HSNT is passionate about helping animals in need. Our mission is to act as an advocate on behalf of all animals and to ensure their legal, moral and ethical consideration and protection. We provide for the well-being of animals who are abandoned, injured, mistreated or otherwise in need. We promote an appreciation of animals and seek to instill respect for all living creatures.
HSNT's Early History
Dr. John S. Burns
On a summer night in 1904, an enthusiastic group of people met in Fort Worth to talk about their plan to form a Humane Society. The group included doctors, businessmen, homemakers, and a judge. Some of the women had worked to protect children and animals in the 1890’s. Now, they joined the new group to fight cruelties. Reading about life in Fort Worth 100 years ago helps us understand their determination. In the city streets it was common to see horses and mules staggering as they pulled overloaded wagons while being beaten with bullhide whips. Newspaper stories often reported the abandonment of infants and young children and the physical abuse of women by drunken husbands. The member of the new Society held frequent meetings, often at the Fakes Furniture Store, which was owned by the Humane Society’s first President, W. G. Turner. Volunteers were organized, duties assigned. In 1905, the Fort Worth Humane Society was officially incorporated as an independent charitable organization with this purpose: “to protect women and children and to prevent cruelty to animals.”
Humane Society volunteers worked with the small police force and sheriff’s deputies to warn first and arrest if necessary owners of over worked horses. Every year the work increased. A Humane officer was employed to patrol the streets and to answer complaints.
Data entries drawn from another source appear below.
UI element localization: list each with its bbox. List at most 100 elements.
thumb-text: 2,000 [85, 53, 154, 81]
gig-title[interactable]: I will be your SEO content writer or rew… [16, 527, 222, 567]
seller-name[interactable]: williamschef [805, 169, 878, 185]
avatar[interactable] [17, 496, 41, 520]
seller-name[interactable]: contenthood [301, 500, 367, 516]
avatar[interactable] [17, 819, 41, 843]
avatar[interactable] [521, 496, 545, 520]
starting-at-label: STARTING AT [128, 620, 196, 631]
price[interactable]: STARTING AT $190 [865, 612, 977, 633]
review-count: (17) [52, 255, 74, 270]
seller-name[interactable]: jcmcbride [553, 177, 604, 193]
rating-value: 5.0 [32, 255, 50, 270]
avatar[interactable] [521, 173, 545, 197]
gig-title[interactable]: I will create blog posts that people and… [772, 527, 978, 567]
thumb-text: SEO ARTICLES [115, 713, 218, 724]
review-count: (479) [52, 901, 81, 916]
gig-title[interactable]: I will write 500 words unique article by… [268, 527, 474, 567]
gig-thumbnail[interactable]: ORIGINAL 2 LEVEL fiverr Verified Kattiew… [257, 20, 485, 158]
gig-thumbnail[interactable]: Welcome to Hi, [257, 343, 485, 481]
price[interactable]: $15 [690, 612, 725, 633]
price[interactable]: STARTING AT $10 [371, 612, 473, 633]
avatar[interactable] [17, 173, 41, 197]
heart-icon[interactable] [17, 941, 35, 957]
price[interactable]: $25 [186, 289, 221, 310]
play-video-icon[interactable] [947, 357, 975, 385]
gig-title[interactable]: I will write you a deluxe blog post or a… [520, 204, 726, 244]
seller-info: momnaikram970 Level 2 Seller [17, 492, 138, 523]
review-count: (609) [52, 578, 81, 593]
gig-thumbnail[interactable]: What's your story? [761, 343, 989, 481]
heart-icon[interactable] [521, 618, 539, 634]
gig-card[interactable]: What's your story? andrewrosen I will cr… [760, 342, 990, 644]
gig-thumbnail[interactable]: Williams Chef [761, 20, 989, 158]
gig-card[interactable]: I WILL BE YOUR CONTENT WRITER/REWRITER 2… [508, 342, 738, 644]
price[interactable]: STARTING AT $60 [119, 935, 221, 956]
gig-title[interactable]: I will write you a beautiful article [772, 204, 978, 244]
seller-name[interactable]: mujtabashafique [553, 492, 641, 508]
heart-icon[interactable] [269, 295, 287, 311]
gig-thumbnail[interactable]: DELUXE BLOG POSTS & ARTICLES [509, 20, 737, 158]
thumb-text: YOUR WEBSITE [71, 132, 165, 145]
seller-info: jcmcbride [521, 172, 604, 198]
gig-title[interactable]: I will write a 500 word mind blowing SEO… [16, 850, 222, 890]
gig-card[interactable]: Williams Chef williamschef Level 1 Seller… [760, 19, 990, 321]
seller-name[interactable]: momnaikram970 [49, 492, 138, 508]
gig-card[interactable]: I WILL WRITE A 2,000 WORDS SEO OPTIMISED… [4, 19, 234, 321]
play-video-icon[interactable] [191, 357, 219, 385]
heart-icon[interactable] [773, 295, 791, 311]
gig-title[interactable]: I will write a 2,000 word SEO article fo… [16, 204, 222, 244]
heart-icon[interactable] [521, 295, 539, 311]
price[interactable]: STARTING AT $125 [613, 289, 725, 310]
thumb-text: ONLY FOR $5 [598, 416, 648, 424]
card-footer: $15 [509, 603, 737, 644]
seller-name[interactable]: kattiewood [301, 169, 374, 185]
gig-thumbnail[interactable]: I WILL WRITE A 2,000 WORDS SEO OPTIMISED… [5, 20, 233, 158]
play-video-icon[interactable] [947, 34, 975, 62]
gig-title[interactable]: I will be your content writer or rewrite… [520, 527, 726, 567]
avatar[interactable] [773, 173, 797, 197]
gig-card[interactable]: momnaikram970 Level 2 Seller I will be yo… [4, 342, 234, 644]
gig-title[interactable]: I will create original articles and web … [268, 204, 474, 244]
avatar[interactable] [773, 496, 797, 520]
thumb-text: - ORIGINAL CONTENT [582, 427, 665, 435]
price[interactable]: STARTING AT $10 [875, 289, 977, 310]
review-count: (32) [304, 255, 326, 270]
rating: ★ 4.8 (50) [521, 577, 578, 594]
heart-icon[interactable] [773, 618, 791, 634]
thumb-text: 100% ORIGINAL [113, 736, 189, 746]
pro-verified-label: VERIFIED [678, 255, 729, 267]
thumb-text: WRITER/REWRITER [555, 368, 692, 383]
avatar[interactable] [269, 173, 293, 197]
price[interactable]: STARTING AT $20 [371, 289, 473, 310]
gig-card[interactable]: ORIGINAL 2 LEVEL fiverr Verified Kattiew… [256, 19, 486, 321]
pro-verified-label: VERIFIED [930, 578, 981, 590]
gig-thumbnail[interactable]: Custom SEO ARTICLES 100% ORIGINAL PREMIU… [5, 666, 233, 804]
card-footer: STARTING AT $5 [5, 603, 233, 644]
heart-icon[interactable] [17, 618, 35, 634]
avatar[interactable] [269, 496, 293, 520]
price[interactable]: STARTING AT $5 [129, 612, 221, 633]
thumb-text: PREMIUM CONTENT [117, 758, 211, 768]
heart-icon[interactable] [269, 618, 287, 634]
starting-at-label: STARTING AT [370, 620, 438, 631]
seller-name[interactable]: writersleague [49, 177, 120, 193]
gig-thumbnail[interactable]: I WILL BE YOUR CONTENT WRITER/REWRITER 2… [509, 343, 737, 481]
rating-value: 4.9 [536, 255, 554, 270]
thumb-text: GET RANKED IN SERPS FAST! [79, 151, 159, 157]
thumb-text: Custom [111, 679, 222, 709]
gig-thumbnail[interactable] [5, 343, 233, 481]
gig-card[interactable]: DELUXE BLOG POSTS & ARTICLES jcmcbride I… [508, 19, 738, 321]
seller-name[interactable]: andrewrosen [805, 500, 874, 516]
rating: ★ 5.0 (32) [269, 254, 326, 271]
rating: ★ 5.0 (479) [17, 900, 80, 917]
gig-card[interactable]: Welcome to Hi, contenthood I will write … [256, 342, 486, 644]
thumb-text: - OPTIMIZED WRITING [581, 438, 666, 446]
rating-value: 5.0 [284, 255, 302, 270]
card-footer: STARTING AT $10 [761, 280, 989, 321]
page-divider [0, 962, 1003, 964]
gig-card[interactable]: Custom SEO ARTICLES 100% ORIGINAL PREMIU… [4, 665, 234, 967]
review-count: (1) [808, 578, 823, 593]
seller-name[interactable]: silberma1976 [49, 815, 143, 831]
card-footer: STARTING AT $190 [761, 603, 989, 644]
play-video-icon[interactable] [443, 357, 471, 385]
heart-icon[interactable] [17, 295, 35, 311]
Since many cruelties occurred outside the city limits, the Society changed its name to “Tarrant County Humane Society” in 1910. Four fountains were built to water thirsty horses and mules coming into the city from dry West Texas . By 1915, the amount and scope of the work done was impressive. A quarterly report for January – March, 1915, states that 1, 525 complaints were investigated. The cases included two little girls found in a brothel, a woman with a two-week old infant, who was cruelly beaten by her husband, homes were found for abandoned children, jobs were found for young boys taken from the overcrowded jail. Hundreds of animals were rescued from starvation, neglect, and physical abuse: 281 horses but also mules, cows, calves, cats, dogs, poultry (including a box car full of chickens), and a monkey. The work done by the pioneer founders of our Humane Society is our heritage.
In 1982, our name was changed to the Humane Society of North Texas to reflect our belief that kindness cannot stop at county lines and to indicate our investigative and rescue work in neighboring counties. Today, strong laws protect children and shelters have been established for endangered women. But animals still need our Humane Society just as they did 100 years ago.